Modernità e salari fermi. Indagine sulla scomparsa dell'inflazione

Renzo Rosati

Il Ft parla di “enigma”, il Wsj invita a lasciarla perdere e un po' ovunque ci si chiede se inseguire l'aumento dei prezzi abbia ancora un senso per le Banche centrali

Roma. Oggi la Federal Reserve annuncia se lascerà i tassi d’interesse all’1-1,25 per cento (come molti si aspettano), rinviando magari a dicembre il rialzo di 25 punti base, o se accelererà il tapering – il ritiro del denaro facile – annunciato da tempo dalla presidente, in scadenza, Janet Yellen. La decisione è al solito condizionata dall’andamento dell’inflazione, il cui obiettivo per la Banca centrale americana è il 2 per cento, come per la Banca centrale europea. Ma, sempre come in Europa e nel resto del mondo industrializzato, negli Stati Uniti ci si chiede se questo target abbia ancora senso.

 

L’inflazione americana ha raggiunto a luglio il 2 per cento, ma depurata del prezzo del petrolio e dei generi alimentari base, si ferma all’1,4. Poco per un’economia cresciuta nel secondo trimestre del tre per cento, con disoccupazione al 4,4 e dollaro debole. Né va diversamente appunto in Europa. I rinvii di Mario Draghi nel porre fine al Quantitative easing è determinato proprio dall’inflazione dell’area euro, ad agosto all’1,5 per cento, con la Germania, paese in piena salute, all’1,8 per cento: ma anche qui con il traino dei prodotti energetici.
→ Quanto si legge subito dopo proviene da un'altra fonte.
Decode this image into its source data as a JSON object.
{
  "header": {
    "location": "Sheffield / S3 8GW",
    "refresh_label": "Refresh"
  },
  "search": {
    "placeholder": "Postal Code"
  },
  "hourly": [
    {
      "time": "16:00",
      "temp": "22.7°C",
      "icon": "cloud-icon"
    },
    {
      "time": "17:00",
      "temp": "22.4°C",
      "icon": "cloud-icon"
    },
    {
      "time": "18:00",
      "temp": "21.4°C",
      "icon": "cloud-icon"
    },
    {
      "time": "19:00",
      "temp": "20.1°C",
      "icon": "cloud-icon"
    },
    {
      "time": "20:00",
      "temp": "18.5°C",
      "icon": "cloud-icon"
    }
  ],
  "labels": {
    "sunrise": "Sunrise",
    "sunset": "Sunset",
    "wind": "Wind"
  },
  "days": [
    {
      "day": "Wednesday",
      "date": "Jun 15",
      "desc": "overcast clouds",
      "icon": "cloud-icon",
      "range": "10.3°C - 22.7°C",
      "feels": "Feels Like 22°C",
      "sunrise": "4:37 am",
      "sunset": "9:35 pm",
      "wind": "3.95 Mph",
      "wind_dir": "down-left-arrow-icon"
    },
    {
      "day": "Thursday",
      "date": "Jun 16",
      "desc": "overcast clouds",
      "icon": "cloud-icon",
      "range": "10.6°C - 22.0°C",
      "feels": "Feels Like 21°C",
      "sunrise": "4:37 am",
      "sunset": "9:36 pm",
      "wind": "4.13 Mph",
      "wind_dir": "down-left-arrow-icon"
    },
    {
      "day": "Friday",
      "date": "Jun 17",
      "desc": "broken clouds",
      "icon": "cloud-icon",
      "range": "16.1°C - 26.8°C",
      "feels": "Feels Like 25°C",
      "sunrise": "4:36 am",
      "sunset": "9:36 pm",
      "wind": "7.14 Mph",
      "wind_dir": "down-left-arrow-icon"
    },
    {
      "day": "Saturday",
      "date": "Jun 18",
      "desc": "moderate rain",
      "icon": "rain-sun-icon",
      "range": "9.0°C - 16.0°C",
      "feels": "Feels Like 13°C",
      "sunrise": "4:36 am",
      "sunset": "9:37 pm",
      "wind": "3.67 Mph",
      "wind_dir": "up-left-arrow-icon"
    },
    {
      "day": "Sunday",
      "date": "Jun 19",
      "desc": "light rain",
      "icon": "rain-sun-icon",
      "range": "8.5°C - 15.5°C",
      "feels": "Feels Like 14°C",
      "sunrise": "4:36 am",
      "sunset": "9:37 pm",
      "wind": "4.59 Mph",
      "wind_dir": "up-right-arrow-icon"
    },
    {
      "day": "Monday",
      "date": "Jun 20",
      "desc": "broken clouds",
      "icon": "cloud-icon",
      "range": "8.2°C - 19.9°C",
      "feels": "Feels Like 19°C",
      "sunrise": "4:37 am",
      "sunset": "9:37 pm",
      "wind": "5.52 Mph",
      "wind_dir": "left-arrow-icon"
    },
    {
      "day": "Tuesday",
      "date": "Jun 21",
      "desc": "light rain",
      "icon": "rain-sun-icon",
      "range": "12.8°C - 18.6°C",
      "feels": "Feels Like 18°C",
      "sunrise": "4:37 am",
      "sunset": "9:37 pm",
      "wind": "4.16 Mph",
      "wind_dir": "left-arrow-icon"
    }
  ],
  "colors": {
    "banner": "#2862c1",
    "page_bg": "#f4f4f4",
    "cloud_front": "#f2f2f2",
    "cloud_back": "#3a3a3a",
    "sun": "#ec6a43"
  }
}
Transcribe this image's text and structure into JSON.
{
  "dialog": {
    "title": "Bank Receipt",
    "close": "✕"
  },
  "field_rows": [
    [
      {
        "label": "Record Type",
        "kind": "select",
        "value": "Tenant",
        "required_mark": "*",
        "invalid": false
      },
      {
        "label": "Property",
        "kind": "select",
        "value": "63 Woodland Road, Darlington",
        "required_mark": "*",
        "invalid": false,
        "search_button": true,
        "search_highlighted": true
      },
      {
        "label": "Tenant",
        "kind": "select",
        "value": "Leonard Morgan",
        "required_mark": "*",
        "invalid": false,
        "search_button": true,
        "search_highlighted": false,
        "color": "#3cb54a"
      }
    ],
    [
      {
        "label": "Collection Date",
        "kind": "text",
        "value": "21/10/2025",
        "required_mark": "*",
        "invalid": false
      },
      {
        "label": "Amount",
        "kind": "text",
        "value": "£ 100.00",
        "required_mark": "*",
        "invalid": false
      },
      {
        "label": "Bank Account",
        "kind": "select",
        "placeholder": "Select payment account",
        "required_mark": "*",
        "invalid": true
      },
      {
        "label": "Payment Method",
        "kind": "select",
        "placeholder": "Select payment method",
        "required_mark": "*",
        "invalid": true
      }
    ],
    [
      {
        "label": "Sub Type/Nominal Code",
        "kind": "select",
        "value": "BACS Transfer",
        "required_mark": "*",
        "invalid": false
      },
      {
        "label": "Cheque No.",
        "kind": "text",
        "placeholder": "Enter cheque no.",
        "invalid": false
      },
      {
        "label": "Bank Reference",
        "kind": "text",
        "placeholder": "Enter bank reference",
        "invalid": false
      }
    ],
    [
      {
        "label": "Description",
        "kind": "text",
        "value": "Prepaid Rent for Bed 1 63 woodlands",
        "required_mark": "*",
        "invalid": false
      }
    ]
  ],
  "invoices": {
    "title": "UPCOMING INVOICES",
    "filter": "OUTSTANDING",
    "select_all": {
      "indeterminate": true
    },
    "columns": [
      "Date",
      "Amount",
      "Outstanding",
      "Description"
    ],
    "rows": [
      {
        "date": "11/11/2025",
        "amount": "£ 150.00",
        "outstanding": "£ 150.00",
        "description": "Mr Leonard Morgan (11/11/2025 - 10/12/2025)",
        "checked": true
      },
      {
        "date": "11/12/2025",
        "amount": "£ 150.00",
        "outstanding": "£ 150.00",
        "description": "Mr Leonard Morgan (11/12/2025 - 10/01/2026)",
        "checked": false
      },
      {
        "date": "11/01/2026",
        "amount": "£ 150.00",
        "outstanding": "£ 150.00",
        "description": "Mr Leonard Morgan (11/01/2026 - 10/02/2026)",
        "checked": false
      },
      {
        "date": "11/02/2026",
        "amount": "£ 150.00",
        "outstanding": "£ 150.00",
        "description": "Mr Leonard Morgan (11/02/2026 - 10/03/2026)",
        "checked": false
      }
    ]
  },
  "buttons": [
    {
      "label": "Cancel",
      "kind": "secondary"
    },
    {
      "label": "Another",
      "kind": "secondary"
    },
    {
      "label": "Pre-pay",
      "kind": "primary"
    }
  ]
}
Dunque che fine sta facendo il vecchio caro-prezzi, ora che la crisi è alle spalle?

 

Secondo il Financial Times c’è “Un enigma inflazione”: i mutamenti produttivi proprio dell’ultimo decennio, a partire dalla digitalizzazione, hanno stravolto sia la struttura dei prezzi sia la propensione al consumo. Mentre sul Wall Street Journal un’analisi di William Isaac, ex presidente di Federal deposit insurance (l’agenzia federale di controllo del risparmio), e Richard Kovacevich, ex ceo di Wells Fargo, invita la Fed e tutte le altre Banche centrali a lasciar perdere l’inflazione come obiettivo principale delle loro politiche, concentrandosi piuttosto su altre componenti dell’economia reale. Diversamente, come suggerisce Claudio Borio, capo economista della Banca dei regolamenti internazionali, l’èra dei tassi a zero potrebbe non finire mai. Anche la storia insegna. Negli anni 70 e 80 in America e Italia l’inflazione era a doppia cifra, il che portava a emettere titoli pubblici che nel caso dei Bot italiani toccarono il 25 per cento. Negli anni 90 l’inflazione italiana è stata in media del 3,6 per cento, ma partendo dal 6,5 per approdare all’1,7. Nei 2000 è scesa al 2,2, con impatto dell’euro (pur con gli scarsi controlli nei negozi) quindi molto enfatizzato. In Germania le medie sono state di un punto inferiori, negli Stati Uniti lievemente superiori, con ricette anticrisi molto diverse.

 

Dunque prendere l’inflazione come primo termometro della salute economica è in effetti arduo: vale al massimo nelle fase di recessione mondiale (è stata a zero per tutti nel 2009), ma non nella normalità. Secondo una ricerca di Adobe Analytics, riportata dal Financial Times, a tener bassa l’inflazione sono anche le vendite online: particolarmente per il mobilio, i casalinghi e gli articoli sportivi, i cui prezzi sul web si sono ridotti del doppio rispetto al calo registrato nei canali tradizionali. Ciò che ha anche portato in bancarotta la catena americana di giocattoli Toys “R” Us. Secondo Goldman Sachs l’e-commerce, che in America e Germania vale l’8 per cento del totale delle vendite, ha lo stesso effetto che ebbero decenni fa l’avvento dei grandi magazzini, poi dei supermercati e degli ipermercati; e dunque il trend è destinato ad aumentare e stabilizzarsi. Ma studi dell’Ocse e della Stanford University indicano anche la digitalizzazione dei processi produttivi, che riduce i costi industriali intermedi, e comprime i salari, particolarmente per le aziende dell’indotto. Le stesse minute della Fed parlano di stipendi medi in calo negli Stati Uniti, mentre in Europa l’austerity ha bloccato in molti paesi, Italia compresa, le rivalutazioni automatiche di stipendi e pensioni tipiche del nostro welfare. “I redditi di molti americani sono fermi – scrivono Isaac e Kovacevich – e fin qui si salvano grazie a prezzi e interessi bassi. Augurarsi che aumentino i primi per alzare i secondi non appare molto sensato”.